Steps can be taken to  improve menstrual hygiene conditions in Indian prisons:

    • Ensure Adequate Water Supply and Hygiene Facilities: Ensure that each inmate has access to clean water and basic facilities to maintain good hygiene practices by providing warm water and soap for better hygiene practices.
    • Provision of Quality Sanitary Pads: Ensure that prison authorities provide quality and sufficient sanitary pads to women prisoners.  Provide sanitary pads free of cost to prisoners, recognising the importance of dignity and hygiene during menstruation.
    • Safe Disposal of Used Pads: Ensure that prison infrastructure is designed to facilitate the safe disposal of used sanitary pads. Provide regular prison visits by female doctors to ensure proper disposal and address any health concerns.
    • Awareness and Education: Conduct awareness camps and capacity-building sessions with prison staff to educate them about menstrual hygiene and the importance of maintaining good practices. Organise regular awareness camps for women prisoners to educate them about menstrual health, hygiene, and disposal methods.
    • Reproductive Health Support: Ensure that prison authorities provide reproductive health support to women prisoners, including access to medical care and counselling.
    • Setting Up of Menstrual Product Enterprises: Consider setting up menstrual product enterprises within prisons to provide a livelihood option for prisoners and promote menstrual hygiene.
    • Prison Infrastructure Upgrades: Upgrade prison infrastructure to ensure privacy and dignity for menstruating prisoners, including separate facilities for women and adequate dustbins for sanitary napkin disposal.
    • Training for Prison Staff: Provide training to prison staff on gender-specific needs and menstrual hygiene management to ensure that they are equipped to support women prisoners effectively.
    • Monitoring and Evaluation: Regularly evaluate and monitor the effectiveness of these measures to ensure that menstrual hygiene conditions continue to improve and that women prisoners receive the necessary support and care.

Government Initiatives:

  • Model Prison Manual 2016: This manual recommends that “sterilised sanitary pads should be issued to women prisoners as per their requirements.” However, the manual does not provide detailed guidelines on the provision of sanitary pads, water supply, and disposal facilities.
  • Pradhan Mantri Bhartiya Janaushadhi Pariyojana: This scheme ensures that menstruating women have affordable sanitary napkins, but it does not specifically address menstrual hygiene management in prisons.
  • Commonwealth Human Rights Initiative (CHRI): CHRI has conducted studies and awareness campaigns to highlight the need for proper prison menstrual hygiene management.
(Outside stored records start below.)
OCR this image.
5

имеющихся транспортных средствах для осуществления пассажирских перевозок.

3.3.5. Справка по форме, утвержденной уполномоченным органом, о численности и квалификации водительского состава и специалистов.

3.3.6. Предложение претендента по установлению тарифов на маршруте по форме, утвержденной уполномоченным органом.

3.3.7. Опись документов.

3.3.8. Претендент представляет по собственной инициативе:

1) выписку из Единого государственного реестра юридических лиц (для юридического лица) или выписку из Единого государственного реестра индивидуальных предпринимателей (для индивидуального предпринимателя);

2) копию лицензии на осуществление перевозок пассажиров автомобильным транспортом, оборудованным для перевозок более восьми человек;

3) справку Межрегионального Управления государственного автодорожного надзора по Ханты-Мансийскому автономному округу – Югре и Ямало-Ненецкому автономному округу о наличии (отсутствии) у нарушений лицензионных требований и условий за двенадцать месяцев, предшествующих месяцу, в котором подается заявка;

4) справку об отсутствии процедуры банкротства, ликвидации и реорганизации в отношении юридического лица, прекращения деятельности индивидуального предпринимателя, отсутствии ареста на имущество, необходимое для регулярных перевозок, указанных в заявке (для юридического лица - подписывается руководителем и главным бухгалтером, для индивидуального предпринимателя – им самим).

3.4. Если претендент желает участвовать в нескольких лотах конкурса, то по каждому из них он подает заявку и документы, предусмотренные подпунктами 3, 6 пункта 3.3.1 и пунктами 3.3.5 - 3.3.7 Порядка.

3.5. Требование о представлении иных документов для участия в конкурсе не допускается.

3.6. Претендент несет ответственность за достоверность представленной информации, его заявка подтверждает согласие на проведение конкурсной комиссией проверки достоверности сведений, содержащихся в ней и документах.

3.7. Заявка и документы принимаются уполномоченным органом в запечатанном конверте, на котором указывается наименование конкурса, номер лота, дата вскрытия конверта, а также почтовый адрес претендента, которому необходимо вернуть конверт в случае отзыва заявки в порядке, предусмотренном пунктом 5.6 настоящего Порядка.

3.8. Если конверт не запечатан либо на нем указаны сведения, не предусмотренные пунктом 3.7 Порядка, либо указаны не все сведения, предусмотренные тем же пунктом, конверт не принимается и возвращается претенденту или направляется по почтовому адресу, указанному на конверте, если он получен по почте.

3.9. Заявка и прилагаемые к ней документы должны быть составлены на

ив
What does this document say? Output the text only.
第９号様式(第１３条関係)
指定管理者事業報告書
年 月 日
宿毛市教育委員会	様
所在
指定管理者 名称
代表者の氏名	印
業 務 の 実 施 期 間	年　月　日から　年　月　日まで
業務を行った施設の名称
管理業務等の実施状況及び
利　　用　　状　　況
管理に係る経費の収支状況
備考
They have also collaborated with organisations like Boondh to develop recommendations for menstrual health management in Indian prisons.
  • Prison Statistics India (PSI): The PSI reports provide data on the number of women prisoners and their demographics. These statistics highlight the need for targeted initiatives and policies to meet the needs of women prisoners.
  • Policy Recommendations: CHRI has developed policy recommendations for menstrual health management in Indian prisons, emphasising access to clean water, basic facilities, quality sanitary pads, proper disposal mechanisms, and regular medical visits. These recommendations aim to improve menstrual hygiene management and the overall health of women prisoners.


Download Yojna daily current affairs eng med 28th May 2024


Prelims based Question

Q. Consider the following two statements related to Menstrual hygiene:

  1. Every year, 28th May is celebrated as the Menstrual Hygiene Day.
  2. In India, Three days of paid menstrual leave for women is mandatory.

Which of the above statement/s is/are correct?

  1. 1 only
  2. 2 only
  3. Both 1 and 2
  4. Neither 1 nor 2


Answer: A

Mains based Question

  1. Q. In India, the focus on Menstrual hygiene is limited to gender, ignoring the particular section, especially Dalit, rural and prisoner women. Comment.